Sette ore di schermo al giorno: il tempo della natura si riduce nell’infanzia italiana
I bambini italiani trascorrono in media tra le 7 e le 8 ore al giorno davanti a uno schermo, mentre il tempo dedicato al gioco libero all’aperto si è ridotto di circa il 50% negli ultimi vent’anni. Il cambiamento riguarda...
I bambini italiani trascorrono in media tra le 7 e le 8 ore al giorno davanti a uno schermo, mentre il tempo dedicato al gioco libero all’aperto si è ridotto di circa il 50% negli ultimi vent’anni. Il cambiamento riguarda soprattutto le attività quotidiane fuori casa, sempre più sostituite da dispositivi digitali.

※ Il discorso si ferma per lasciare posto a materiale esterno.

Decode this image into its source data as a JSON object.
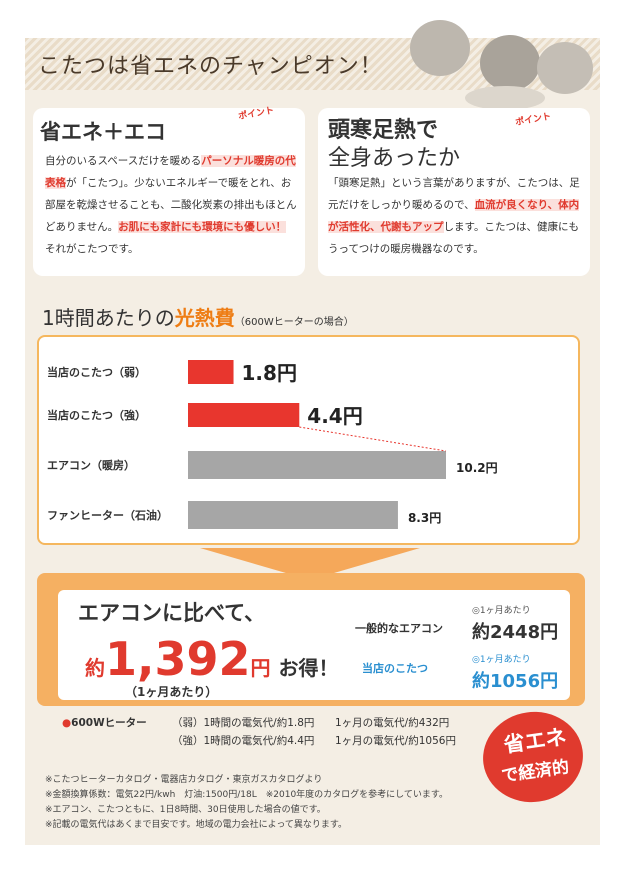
{
  "header": {
    "title": "こたつは省エネのチャンピオン！"
  },
  "eco": {
    "title": "省エネ＋エコ",
    "badge": "ポイント",
    "body": [
      "自分のいるスペースだけを暖める",
      "パーソナル暖房の代表格",
      "が「こたつ」。少ないエネルギーで暖をとれ、お部屋を乾燥させることも、二酸化炭素の排出もほとんどありません。",
      "お肌にも家計にも環境にも優しい！",
      "それがこたつです。"
    ]
  },
  "warm": {
    "title": [
      "頭寒足熱で",
      "全身あったか"
    ],
    "badge": "ポイント",
    "body": [
      "「頭寒足熱」という言葉がありますが、こたつは、足元だけをしっかり暖めるので、",
      "血流が良くなり、体内が活性化、代謝もアップ",
      "します。こたつは、健康にもうってつけの暖房機器なのです。"
    ]
  },
  "chart_heading": [
    "1時間あたりの",
    "光熱費",
    "（600Wヒーターの場合）"
  ],
  "chart_data": {
    "type": "bar",
    "orientation": "horizontal",
    "categories": [
      "当店のこたつ（弱）",
      "当店のこたつ（強）",
      "エアコン（暖房）",
      "ファンヒーター（石油）"
    ],
    "values": [
      1.8,
      4.4,
      10.2,
      8.3
    ],
    "value_labels": [
      "1.8円",
      "4.4円",
      "10.2円",
      "8.3円"
    ],
    "colors": [
      "#e8362e",
      "#e8362e",
      "#a6a6a6",
      "#a6a6a6"
    ]
  },
  "result": {
    "lead": "エアコンに比べて、",
    "prefix": "約",
    "amount": "1,392",
    "unit": "円",
    "suffix": "お得！",
    "note": "（1ヶ月あたり）"
  },
  "compare": [
    {
      "label": "一般的なエアコン",
      "note": "◎1ヶ月あたり",
      "value": "約2448円"
    },
    {
      "label": "当店のこたつ",
      "note": "◎1ヶ月あたり",
      "value": "約1056円"
    }
  ],
  "heater": {
    "label": "600Wヒーター",
    "rows": [
      [
        "（弱）1時間の電気代/約1.8円",
        "1ヶ月の電気代/約432円"
      ],
      [
        "（強）1時間の電気代/約4.4円",
        "1ヶ月の電気代/約1056円"
      ]
    ]
  },
  "badge": [
    "省エネ",
    "で経済的"
  ],
  "footnotes": [
    "※こたつヒーターカタログ・電器店カタログ・東京ガスカタログより",
    "※金額換算係数：電気22円/kwh　灯油:1500円/18L　※2010年度のカタログを参考にしています。",
    "※エアコン、こたつともに、1日8時間、30日使用した場合の値です。",
    "※記載の電気代はあくまで目安です。地域の電力会社によって異なります。"
  ]
}
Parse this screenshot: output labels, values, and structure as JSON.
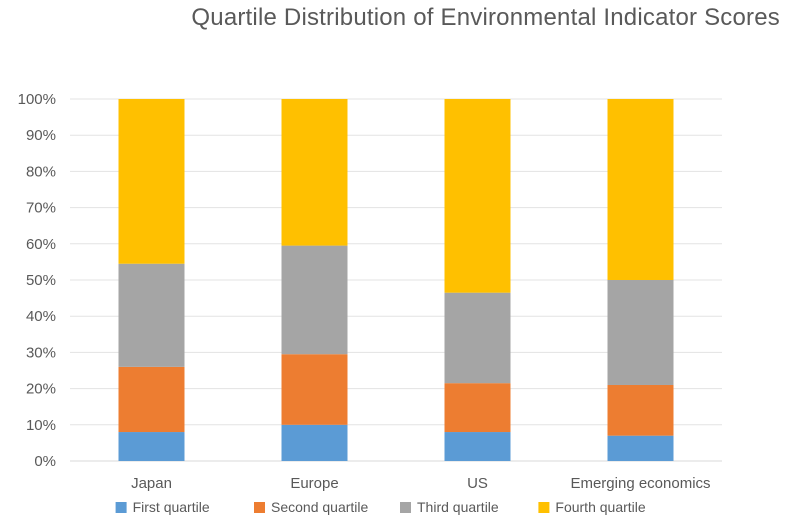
{
  "chart_data": {
    "type": "bar",
    "stacked": true,
    "percent": true,
    "title": "Quartile Distribution of Environmental Indicator Scores",
    "categories": [
      "Japan",
      "Europe",
      "US",
      "Emerging economics"
    ],
    "series": [
      {
        "name": "First quartile",
        "color": "#5b9bd5",
        "values": [
          8,
          10,
          8,
          7
        ]
      },
      {
        "name": "Second quartile",
        "color": "#ed7d31",
        "values": [
          18,
          19.5,
          13.5,
          14
        ]
      },
      {
        "name": "Third quartile",
        "color": "#a5a5a5",
        "values": [
          28.5,
          30,
          25,
          29
        ]
      },
      {
        "name": "Fourth quartile",
        "color": "#ffc000",
        "values": [
          45.5,
          40.5,
          53.5,
          50
        ]
      }
    ],
    "yticks": [
      "0%",
      "10%",
      "20%",
      "30%",
      "40%",
      "50%",
      "60%",
      "70%",
      "80%",
      "90%",
      "100%"
    ],
    "ylim": [
      0,
      100
    ],
    "grid": true,
    "legend": "bottom"
  }
}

La crescita dell’esposizione agli schermi è legata all’uso combinato di smartphone, tablet e contenuti video, che occupano una parte crescente della giornata anche fuori dall’orario scolastico. Parallelamente, il gioco spontaneo all’aperto ha perso spazio nelle routine infantili, soprattutto nelle aree urbane.
Secondo diversi studi internazionali sull’infanzia e lo sviluppo, questa riduzione del contatto con ambienti naturali è associata a variazioni nei livelli di attenzione, attività fisica e benessere psicologico. In questo quadro si inserisce il concetto di “nature deficit disorder”, utilizzato in ambito divulgativo per descrivere gli effetti dell’allontanamento dalla natura nelle nuove generazioni.
Alcune pratiche educative stanno provando a invertire questa tendenza. In diversi paesi del Nord Europa, scuole dell’infanzia e primarie integrano attività quotidiane all’aperto, anche in condizioni meteorologiche difficili. Le osservazioni raccolte in questi contesti indicano maggiore autonomia operativa e capacità di gestione di situazioni pratiche rispetto a modelli esclusivamente indoor.
L’apprendimento attraverso la natura si basa su esperienze dirette: coltivare un orto scolastico, osservare cicli stagionali o interagire con piccoli ecosistemi consente di comprendere processi ambientali in modo concreto. Questo tipo di attività viene oggi inserito in alcuni programmi educativi come complemento alla didattica tradizionale.
In Italia, iniziative di educazione esperienziale all’aperto stanno iniziando a diffondersi in modo frammentato tra scuole e progetti locali. I primi riscontri segnalano effetti positivi sul coinvolgimento degli studenti e sulla partecipazione alle attività scolastiche, ma la diffusione resta ancora limitata rispetto ai modelli educativi più strutturati del Nord Europa.